Even if the Detroit Red Wings catch St. Louis, they have not lost in the first round since 2006. They are a deeper and better team than the Sharks this season, and the two consecutive playoff losses to San Jose might serve only as further motivation.
In other words, a first-round loss is staring the Sharks in the face if they do not climb to at least sixth in the Western Conference. That dictates that any and all means are used to get this team headed in the right direction.
Even the New Jersey Devils used a fire-a-coach-late-in-the-season method. If Todd McLellan cannot turn things around some time in the next two weeks, the team should be desperate enough to fire him during the season.
In a 12-step program, one is supposed to pray for knowledge of God's will and the strength to follow it.
But while I am devout enough to blog on Christian issues in the Bay Area, I am not sanctimonious enough to think God's will includes having the San Jose Sharks win.
(The Green Bay Packers are another story. Okay, not really, but we—which I can say because I own stock—at least can claim more righteousness being non-profit and owned by the smallest community in the four major sports.)
So for purposes of the Sharks, they need to pray that they get a break.

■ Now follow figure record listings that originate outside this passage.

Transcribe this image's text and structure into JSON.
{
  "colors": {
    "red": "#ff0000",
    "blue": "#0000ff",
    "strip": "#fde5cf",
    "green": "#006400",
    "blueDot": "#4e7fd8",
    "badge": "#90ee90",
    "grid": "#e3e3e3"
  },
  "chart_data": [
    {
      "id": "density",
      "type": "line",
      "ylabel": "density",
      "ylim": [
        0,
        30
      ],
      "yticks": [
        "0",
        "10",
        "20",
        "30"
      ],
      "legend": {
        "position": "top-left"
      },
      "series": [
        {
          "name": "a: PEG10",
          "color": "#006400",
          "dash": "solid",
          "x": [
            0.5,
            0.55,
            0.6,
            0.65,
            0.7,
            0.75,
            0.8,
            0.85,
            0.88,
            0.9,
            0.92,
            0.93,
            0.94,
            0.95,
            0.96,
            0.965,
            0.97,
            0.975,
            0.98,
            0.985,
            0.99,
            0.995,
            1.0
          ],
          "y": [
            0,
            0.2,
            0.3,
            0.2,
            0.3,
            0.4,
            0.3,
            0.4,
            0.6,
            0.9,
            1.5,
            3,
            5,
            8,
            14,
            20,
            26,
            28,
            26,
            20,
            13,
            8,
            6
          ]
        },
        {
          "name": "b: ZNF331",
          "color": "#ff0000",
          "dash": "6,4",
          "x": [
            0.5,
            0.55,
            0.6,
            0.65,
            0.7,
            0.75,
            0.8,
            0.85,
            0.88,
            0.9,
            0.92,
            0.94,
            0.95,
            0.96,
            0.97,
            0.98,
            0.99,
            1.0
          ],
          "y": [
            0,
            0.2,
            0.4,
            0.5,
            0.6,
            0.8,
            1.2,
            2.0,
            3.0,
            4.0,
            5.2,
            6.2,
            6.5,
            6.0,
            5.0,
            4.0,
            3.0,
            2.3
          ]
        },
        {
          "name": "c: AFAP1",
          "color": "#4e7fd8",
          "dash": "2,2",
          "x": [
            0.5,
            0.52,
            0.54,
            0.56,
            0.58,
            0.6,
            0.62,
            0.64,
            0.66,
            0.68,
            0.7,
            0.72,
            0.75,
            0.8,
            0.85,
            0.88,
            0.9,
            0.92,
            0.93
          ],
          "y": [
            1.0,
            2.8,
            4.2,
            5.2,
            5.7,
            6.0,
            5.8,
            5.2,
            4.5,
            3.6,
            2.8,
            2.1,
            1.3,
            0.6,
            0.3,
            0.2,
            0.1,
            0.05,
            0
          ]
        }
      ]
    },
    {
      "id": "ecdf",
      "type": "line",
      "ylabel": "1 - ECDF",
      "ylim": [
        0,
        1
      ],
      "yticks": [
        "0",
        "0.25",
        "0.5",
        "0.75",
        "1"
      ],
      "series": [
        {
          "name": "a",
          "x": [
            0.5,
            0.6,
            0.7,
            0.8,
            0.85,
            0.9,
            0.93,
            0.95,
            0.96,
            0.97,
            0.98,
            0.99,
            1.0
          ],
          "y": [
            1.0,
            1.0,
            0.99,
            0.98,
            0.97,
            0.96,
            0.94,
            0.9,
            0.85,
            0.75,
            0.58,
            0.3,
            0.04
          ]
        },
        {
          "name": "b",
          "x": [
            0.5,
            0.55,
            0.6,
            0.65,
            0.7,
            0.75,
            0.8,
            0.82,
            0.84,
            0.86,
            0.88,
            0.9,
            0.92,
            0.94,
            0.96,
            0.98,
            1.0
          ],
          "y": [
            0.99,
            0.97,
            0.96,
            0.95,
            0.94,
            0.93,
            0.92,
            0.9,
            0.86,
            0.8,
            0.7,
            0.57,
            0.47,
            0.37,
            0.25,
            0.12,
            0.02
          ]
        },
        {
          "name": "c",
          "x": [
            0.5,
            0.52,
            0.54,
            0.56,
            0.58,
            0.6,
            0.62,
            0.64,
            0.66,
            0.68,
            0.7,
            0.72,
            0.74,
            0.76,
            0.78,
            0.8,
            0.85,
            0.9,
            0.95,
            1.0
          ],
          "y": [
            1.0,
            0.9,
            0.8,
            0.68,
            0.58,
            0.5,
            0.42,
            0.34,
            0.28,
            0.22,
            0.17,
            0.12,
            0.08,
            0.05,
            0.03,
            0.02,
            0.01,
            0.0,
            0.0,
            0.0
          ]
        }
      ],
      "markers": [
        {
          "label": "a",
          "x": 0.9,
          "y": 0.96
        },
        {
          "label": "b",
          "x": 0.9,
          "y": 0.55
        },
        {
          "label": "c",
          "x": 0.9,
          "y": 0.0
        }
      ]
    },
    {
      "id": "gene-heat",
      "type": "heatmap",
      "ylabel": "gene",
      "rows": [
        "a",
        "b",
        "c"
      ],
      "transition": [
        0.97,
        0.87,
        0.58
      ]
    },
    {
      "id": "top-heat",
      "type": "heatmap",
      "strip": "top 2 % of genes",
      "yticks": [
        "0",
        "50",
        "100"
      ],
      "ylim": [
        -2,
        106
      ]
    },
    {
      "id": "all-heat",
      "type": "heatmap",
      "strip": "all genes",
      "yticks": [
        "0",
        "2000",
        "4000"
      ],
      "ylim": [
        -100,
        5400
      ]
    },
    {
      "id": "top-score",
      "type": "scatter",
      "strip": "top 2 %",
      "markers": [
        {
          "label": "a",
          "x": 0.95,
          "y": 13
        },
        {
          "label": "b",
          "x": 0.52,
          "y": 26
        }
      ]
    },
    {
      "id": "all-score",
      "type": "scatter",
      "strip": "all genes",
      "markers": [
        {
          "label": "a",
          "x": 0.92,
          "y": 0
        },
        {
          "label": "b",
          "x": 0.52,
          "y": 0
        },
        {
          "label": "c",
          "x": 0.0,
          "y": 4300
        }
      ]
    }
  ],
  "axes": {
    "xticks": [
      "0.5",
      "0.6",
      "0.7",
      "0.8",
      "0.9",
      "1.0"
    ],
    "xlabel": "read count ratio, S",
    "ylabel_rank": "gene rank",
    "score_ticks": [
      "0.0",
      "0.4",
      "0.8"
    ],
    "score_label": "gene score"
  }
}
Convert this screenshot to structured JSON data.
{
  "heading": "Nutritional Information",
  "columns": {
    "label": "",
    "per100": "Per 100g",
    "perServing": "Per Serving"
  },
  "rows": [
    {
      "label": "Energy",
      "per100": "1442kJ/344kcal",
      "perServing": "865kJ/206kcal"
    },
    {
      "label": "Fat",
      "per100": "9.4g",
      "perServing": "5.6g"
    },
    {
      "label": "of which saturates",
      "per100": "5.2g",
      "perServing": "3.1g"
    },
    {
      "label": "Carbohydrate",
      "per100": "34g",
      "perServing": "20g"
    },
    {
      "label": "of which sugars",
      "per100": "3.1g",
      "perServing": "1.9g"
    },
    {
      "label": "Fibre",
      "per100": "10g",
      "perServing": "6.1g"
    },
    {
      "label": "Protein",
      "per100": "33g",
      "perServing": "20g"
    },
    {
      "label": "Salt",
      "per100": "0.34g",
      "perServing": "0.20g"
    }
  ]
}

Avoiding a top-two seed is a break they can control. Winning the division is a more difficult thing within their reach. But even should they get hot at the right time, win the division and the first round of the playoffs, they will still need help.
Having an old and potentially tired Detroit Red Wings team or a lower seed in the second round would help. Facing teams without their best players could give the Sharks an edge, especially if they are able to stay relatively healthy themselves.
It never hurts to pray for a little luck.
These steps need to be not only said and believed by the San Jose Sharks. They need to be put into practice.
Not just for a shift or a period or a game or a series, road trip or homestand. For every moment on the ice.
Champions develop and maintain good habits the Sharks lack.
This franchise is at a turning point: Either the team can change its habits and approach, or it can change coaches, general managers and even multiple players.